Life expectancy at age 35 for all causes of death was found to be four and a half years longer for Seventh-day Adventists than for the general California population (77 years for California women versus 80 years for Adventist women, and 71 years for California men versus 77 years for Adventist men)—an average of four and a half years. This difference was attributed primarily to lower rates of heart disease, cancer, and other common causes of death.
Seventh-day Adventists have shorter lives than do members of the general public. Life expectancy at age 35 was found to be about eight years less for Adventists than for non-Adventists. Although this difference is large, it is not unusual for people who follow certain religious practices that include abstaining from alcohol, smoking, and using drugs and eating a healthy diet.
The study also examined differences between sexes and races within the group. Female Adventists lived on average 4.4 years longer than male Adventists (81.9 vs. 77.5 years), and white Adventists lived 3.3 years longer than black Adventists (80.2 vs. 76.9 years).
These results indicate that being a female or a white person are factors that can help you live longer than being a male or a black person, respectively. The reasons why these groups differ in their life expectancies are unknown.
Seventh-day Adventists believe that God commands them to care for their health. They don't maintain a rigorous diet, but they do adhere to the following principles: The cornerstones to wellbeing are moderation and balance. Adherence to a moderate intake of food and drink that suits one's physical needs is important for overall health and well-being.

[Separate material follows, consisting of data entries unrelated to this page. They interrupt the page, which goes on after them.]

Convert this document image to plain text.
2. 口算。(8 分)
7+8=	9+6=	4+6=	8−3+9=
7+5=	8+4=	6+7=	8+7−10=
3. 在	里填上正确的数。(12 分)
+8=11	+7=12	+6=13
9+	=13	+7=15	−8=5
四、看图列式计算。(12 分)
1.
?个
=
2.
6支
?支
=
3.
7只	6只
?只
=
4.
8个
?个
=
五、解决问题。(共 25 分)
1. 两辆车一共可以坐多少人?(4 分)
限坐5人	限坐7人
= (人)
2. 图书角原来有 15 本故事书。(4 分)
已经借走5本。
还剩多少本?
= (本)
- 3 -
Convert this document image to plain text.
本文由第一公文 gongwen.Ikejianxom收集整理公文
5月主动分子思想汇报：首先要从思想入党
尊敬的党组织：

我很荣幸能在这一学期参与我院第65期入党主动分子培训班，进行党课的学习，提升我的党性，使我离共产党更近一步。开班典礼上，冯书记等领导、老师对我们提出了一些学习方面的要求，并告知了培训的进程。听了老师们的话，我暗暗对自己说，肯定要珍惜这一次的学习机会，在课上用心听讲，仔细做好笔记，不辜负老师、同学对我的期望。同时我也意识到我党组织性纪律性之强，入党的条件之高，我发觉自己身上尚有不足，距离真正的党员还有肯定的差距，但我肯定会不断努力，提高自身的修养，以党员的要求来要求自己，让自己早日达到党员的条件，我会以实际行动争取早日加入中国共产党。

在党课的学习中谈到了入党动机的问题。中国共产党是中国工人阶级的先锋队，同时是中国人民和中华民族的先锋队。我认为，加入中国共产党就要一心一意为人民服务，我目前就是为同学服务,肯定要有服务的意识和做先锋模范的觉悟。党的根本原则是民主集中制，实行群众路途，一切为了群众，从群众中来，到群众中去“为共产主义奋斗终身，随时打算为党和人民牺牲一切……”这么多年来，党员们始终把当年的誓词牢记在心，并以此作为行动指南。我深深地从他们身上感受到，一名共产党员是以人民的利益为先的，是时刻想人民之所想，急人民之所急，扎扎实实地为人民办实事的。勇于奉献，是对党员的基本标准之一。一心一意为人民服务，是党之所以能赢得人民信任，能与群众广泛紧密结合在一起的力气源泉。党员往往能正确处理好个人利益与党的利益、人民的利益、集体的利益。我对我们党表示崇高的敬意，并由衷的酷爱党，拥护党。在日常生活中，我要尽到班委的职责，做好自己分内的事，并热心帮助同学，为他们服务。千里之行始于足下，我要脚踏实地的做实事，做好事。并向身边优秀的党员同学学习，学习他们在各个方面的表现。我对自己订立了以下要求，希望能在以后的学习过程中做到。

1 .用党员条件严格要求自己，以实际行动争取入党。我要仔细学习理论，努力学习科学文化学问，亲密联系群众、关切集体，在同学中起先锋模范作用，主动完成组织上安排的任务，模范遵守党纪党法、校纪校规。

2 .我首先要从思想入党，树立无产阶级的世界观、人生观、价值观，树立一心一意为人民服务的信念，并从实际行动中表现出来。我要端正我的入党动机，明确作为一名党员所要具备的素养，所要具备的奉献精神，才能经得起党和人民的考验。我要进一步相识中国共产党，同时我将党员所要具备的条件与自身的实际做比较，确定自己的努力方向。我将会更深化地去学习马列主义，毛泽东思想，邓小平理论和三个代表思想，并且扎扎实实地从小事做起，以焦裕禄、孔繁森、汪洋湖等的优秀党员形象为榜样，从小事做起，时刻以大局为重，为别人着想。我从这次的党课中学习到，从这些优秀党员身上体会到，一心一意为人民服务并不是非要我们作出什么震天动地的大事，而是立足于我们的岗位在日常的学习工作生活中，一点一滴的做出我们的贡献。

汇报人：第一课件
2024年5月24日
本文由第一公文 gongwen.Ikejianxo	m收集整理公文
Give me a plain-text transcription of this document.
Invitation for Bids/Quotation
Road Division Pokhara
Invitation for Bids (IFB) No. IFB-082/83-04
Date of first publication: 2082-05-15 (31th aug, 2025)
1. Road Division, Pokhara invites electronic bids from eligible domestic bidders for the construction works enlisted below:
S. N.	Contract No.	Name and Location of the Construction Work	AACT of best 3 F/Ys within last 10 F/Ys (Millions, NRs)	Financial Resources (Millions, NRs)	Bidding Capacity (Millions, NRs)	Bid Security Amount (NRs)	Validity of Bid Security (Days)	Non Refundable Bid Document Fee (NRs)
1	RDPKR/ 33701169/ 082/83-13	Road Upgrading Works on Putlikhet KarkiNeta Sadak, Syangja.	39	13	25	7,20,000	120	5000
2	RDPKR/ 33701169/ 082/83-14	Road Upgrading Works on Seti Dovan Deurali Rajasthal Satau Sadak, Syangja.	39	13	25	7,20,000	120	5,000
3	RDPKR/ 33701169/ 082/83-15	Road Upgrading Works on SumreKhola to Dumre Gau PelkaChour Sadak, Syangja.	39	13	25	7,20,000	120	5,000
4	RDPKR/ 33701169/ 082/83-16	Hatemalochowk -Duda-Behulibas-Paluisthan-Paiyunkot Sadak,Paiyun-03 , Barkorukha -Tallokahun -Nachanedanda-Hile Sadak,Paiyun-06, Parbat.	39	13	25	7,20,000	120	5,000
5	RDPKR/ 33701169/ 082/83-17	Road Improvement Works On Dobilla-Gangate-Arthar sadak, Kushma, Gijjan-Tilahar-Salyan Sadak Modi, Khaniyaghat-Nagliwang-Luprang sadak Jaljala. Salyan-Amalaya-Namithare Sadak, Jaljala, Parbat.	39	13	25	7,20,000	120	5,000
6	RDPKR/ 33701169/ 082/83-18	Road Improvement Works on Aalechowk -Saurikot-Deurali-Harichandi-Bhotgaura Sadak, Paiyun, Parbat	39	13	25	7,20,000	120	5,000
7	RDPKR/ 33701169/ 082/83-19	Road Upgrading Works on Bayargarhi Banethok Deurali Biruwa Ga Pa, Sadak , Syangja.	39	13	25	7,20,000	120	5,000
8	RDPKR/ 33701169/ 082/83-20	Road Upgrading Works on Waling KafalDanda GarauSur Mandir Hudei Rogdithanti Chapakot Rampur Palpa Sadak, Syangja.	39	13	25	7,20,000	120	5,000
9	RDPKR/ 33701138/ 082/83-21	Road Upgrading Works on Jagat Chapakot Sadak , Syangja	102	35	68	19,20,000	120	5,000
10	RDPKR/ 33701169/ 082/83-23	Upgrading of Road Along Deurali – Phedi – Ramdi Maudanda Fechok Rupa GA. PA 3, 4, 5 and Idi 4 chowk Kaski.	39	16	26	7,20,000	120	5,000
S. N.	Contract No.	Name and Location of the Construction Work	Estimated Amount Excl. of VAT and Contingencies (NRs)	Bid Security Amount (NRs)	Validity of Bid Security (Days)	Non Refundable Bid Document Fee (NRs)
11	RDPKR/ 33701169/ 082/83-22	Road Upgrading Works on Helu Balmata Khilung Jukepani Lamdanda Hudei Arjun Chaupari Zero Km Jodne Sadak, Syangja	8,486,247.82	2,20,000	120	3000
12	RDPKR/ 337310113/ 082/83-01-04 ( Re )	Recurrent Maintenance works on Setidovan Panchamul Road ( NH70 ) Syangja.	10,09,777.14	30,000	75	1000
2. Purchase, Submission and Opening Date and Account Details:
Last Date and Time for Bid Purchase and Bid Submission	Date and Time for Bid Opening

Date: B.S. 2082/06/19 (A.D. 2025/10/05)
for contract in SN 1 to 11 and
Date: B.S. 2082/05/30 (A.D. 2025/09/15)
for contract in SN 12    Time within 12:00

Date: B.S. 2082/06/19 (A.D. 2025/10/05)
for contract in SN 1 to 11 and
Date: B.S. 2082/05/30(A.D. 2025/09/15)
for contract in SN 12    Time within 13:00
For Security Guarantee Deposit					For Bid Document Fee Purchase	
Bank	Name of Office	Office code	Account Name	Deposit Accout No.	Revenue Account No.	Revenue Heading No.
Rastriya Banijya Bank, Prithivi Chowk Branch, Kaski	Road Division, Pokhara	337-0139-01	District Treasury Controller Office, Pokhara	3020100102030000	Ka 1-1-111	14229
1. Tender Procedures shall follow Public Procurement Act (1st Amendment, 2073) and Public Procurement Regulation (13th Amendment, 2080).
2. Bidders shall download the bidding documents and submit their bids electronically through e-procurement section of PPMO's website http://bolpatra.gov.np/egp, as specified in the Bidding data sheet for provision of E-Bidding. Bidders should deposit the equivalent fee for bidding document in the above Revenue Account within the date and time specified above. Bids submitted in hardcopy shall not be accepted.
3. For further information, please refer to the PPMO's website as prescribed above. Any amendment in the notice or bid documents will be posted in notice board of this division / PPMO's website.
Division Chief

The Adventist diet consists of three meals a day plus two or three snacks. It's not restricted in any way, so individuals can eat whatever foods they like as long as they follow this pattern. However, the majority of people choose to eat a relatively balanced array of fruits, vegetables, grains, meat, fish, and dairy products. This reflects the central role that plants play in sustaining life. Individuals who follow a vegetarian diet may do so for medical reasons, such as when using antibiotics or undergoing cancer treatments. These people should discuss their plans with their doctor before adopting a vegan diet.
When it comes to drinking alcohol, many Adventists abstain completely because of its link to sin. Some still others limit themselves to only moderate consumption because it is harmful to health if consumed in excess.
However, some people claim that they can live without food or water, so it's possible to survive without eating every few hours or drinking anything besides water.